L'association allemande de la nature critique Özdemir pour l'assouplissement du EU

La principale association allemande de protection de la nature, NABU, critique le ministre de l'Agriculture, Cem Özdemir, qui aurait contribué à assouplir les réglementations environnementales dans le secteur agricole. Le président du NABU, Krüger, estime que les liens étroits qui ont uni ces dernières années les associations environnementales allemandes et les Verts sont erronés.

La principale association de défense de la nature estime également que la contribution des Verts aux gouvernements des différents États et aux conseils municipaux n'est ni efficace ni reconnaissable. « Le bilan des performances en termes d’écologie dans le cas du ieder est nettement plus faible que ce que nous espérions et attendions dans le cadre de la participation du gouvernement vert. »

Le patron du NABU a qualifié de fausse l’hypothèse selon laquelle toutes les associations environnementales seraient « très proches des Verts ». "Nous, les associations environnementales, n'avons pas ressenti cela ces dernières années, car les Verts, sous la responsabilité du gouvernement, ont également pris de nombreuses décisions dans les Länder qui nous font hocher la tête", a déclaré Krüger.

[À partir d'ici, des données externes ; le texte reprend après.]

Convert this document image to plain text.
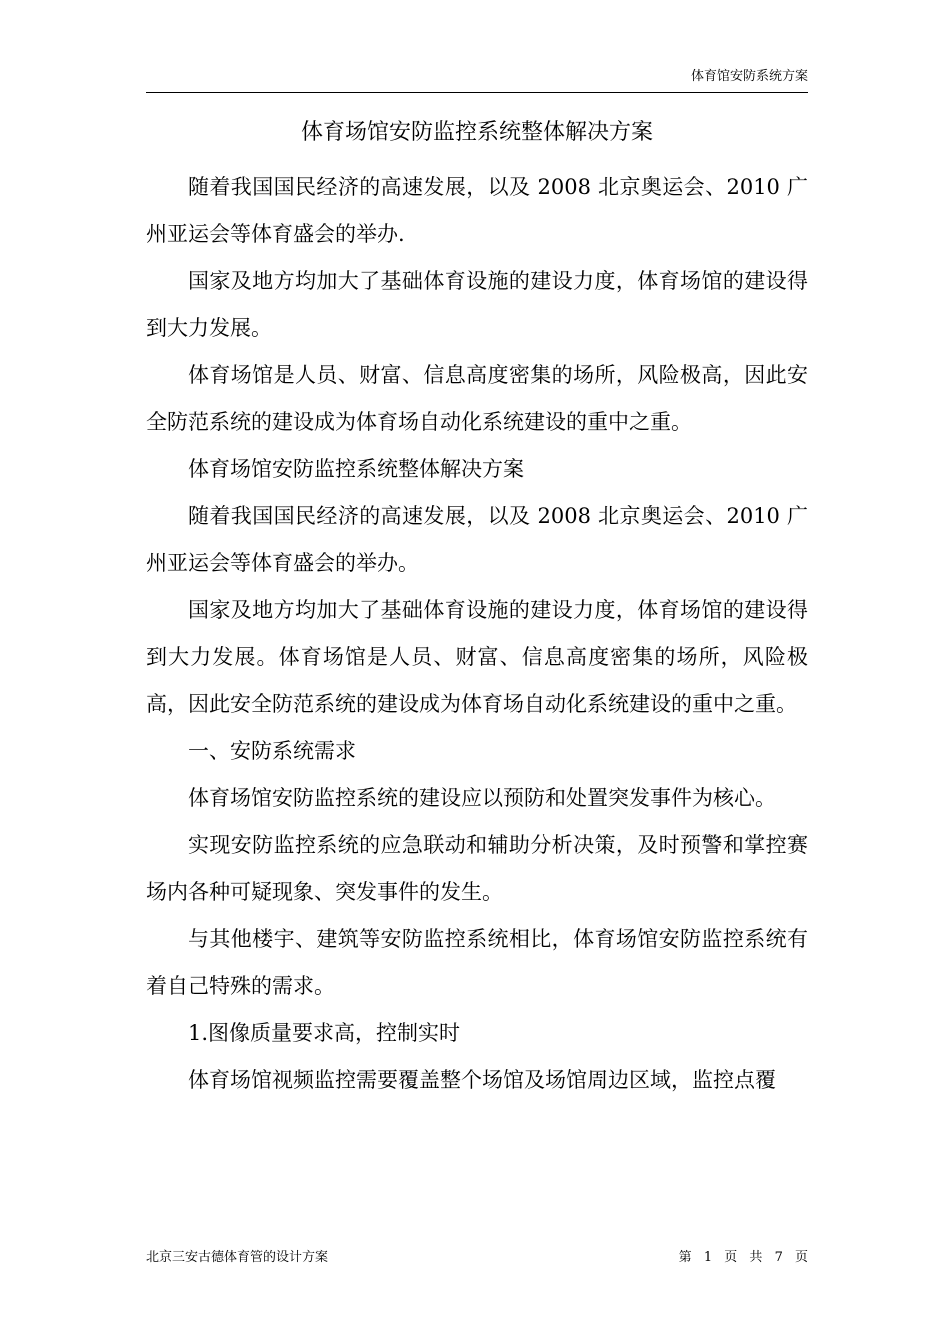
体育馆安防系统方案
体育场馆安防监控系统整体解决方案

随着我国国民经济的高速发展，以及 2008 北京奥运会、2010 广州亚运会等体育盛会的举办.

国家及地方均加大了基础体育设施的建设力度，体育场馆的建设得到大力发展。

体育场馆是人员、财富、信息高度密集的场所，风险极高，因此安全防范系统的建设成为体育场自动化系统建设的重中之重。

体育场馆安防监控系统整体解决方案

随着我国国民经济的高速发展，以及 2008 北京奥运会、2010 广州亚运会等体育盛会的举办。

国家及地方均加大了基础体育设施的建设力度，体育场馆的建设得到大力发展。体育场馆是人员、财富、信息高度密集的场所，风险极高，因此安全防范系统的建设成为体育场自动化系统建设的重中之重。

一、安防系统需求

体育场馆安防监控系统的建设应以预防和处置突发事件为核心。

实现安防监控系统的应急联动和辅助分析决策，及时预警和掌控赛场内各种可疑现象、突发事件的发生。

与其他楼宇、建筑等安防监控系统相比，体育场馆安防监控系统有着自己特殊的需求。

1.图像质量要求高，控制实时

体育场馆视频监控需要覆盖整个场馆及场馆周边区域，监控点覆

北京三安古德体育管的设计方案	第 1 页 共 7 页
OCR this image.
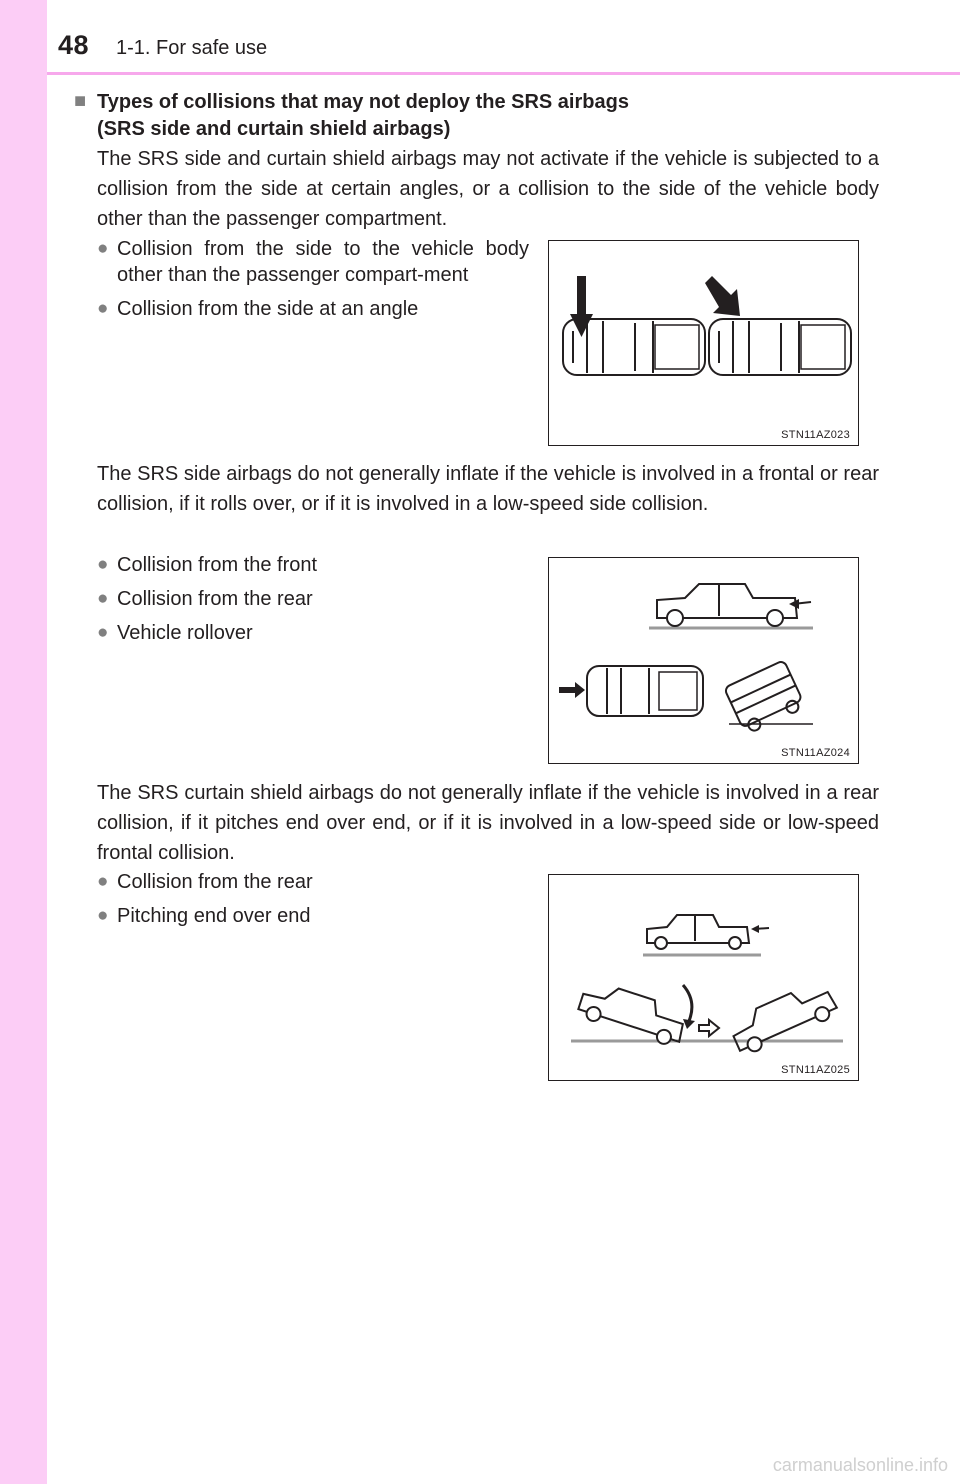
48 1-1. For safe use
■ Types of collisions that may not deploy the SRS airbags
(SRS side and curtain shield airbags)
The SRS side and curtain shield airbags may not activate if the vehicle is subjected to a collision from the side at certain angles, or a collision to the side of the vehicle body other than the passenger compartment.
● Collision from the side to the vehicle body other than the passenger compart-ment
● Collision from the side at an angle
STN11AZ023
The SRS side airbags do not generally inflate if the vehicle is involved in a frontal or rear collision, if it rolls over, or if it is involved in a low-speed side collision.
● Collision from the front
● Collision from the rear
● Vehicle rollover
STN11AZ024
The SRS curtain shield airbags do not generally inflate if the vehicle is involved in a rear collision, if it pitches end over end, or if it is involved in a low-speed side or low-speed frontal collision.
● Collision from the rear
● Pitching end over end
STN11AZ025
carmanualsonline.info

Cette critique des organisations allemandes de protection de l'environnement et de la nature à l'encontre du ministre BMEL du Bundnis90/Les Verts est remarquable, car jusqu'à présent, Özdemir était principalement considéré comme un défenseur d'une agriculture respectueuse de l'environnement dans la politique et l'opinion publique allemandes. Selon de nombreuses organisations agricoles allemandes, c'est même « trop vert ».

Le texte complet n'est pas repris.